Gerhard Schröder wird Bundeskanzler – heute vor 11 Jahren
Via Twitter wurde ich darauf aufmerksam, dass vor genau 11 Jahren Gerhard Schröder von einer Mehrheit der Abgeordneten des Bundestages mit der so genannten „Kanzlermehrheit“ ((er bekam sogar mehr Stimmen als die SPD und Bündnis ’90 / Die Grünen zusammen an Abgeordneten stellten)) zum neuen Bundeskanzler gewählt wurde.
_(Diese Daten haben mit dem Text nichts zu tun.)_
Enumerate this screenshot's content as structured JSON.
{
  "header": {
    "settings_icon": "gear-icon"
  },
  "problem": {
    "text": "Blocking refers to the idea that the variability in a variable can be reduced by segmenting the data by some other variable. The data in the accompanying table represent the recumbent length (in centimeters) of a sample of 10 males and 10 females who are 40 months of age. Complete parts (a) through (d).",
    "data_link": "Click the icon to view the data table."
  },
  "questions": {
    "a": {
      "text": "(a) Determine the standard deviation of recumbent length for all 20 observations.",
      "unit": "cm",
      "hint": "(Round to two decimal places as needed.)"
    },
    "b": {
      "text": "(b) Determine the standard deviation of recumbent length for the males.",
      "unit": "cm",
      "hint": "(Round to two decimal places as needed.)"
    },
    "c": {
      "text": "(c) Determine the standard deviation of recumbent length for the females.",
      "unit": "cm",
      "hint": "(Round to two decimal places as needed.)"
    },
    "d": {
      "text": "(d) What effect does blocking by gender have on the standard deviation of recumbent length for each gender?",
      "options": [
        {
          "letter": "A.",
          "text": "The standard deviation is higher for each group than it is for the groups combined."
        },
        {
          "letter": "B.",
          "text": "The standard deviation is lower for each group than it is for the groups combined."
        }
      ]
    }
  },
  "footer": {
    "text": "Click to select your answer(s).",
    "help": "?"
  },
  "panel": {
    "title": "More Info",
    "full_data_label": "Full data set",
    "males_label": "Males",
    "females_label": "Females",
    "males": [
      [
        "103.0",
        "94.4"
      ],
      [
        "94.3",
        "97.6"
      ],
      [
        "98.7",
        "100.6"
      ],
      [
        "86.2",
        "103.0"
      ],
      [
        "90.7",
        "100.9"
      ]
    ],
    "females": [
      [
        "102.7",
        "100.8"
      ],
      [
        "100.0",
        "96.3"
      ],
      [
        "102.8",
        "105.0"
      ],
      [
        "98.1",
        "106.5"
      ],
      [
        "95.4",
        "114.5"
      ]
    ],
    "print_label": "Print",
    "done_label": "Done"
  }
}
Die schwarz-gelbe Bundesregierung unter Helmut Kohl war abgewählt und erstmalig erfolgte ein vollständiger Regierungswechsel aus der Opposition ((bisher und danach waren bei Regierungswechseln zum Teil Parteien beteiligt, die auch vorher schon dabei waren)).
Persönlich sehe ich diesen Tag in der Erinnerung als einen sehr guten Tag an – denn damit begann eine Zeit, die meiner Meinung nach gut für Deutschland war. Natürlich ist damals nicht alles richtig gelaufen und insbesondere bei manchen späteren Regierungsprojekten (Stichwort: Agenda 2010) hätte meiner Meinung nach einiges anders geregelt werden müssen, aber im großen und ganzen stimmte die Richtung. Damit meine ich auch grundsätzlich die vielfach gescholtene Zusammenlegung von Arbeitslosen- und Sozialhilfe (Hartz IV), wobei da einiges nicht vernünftig gelaufen ist und immer noch nicht vernünftig geregelt ist ((es kann beispielsweise nicht sein, dass bei den monatlichen Mobilitätskosten Summen angesetzt werden, die vielleicht für drei-vier Busfahrten ausreichen…)).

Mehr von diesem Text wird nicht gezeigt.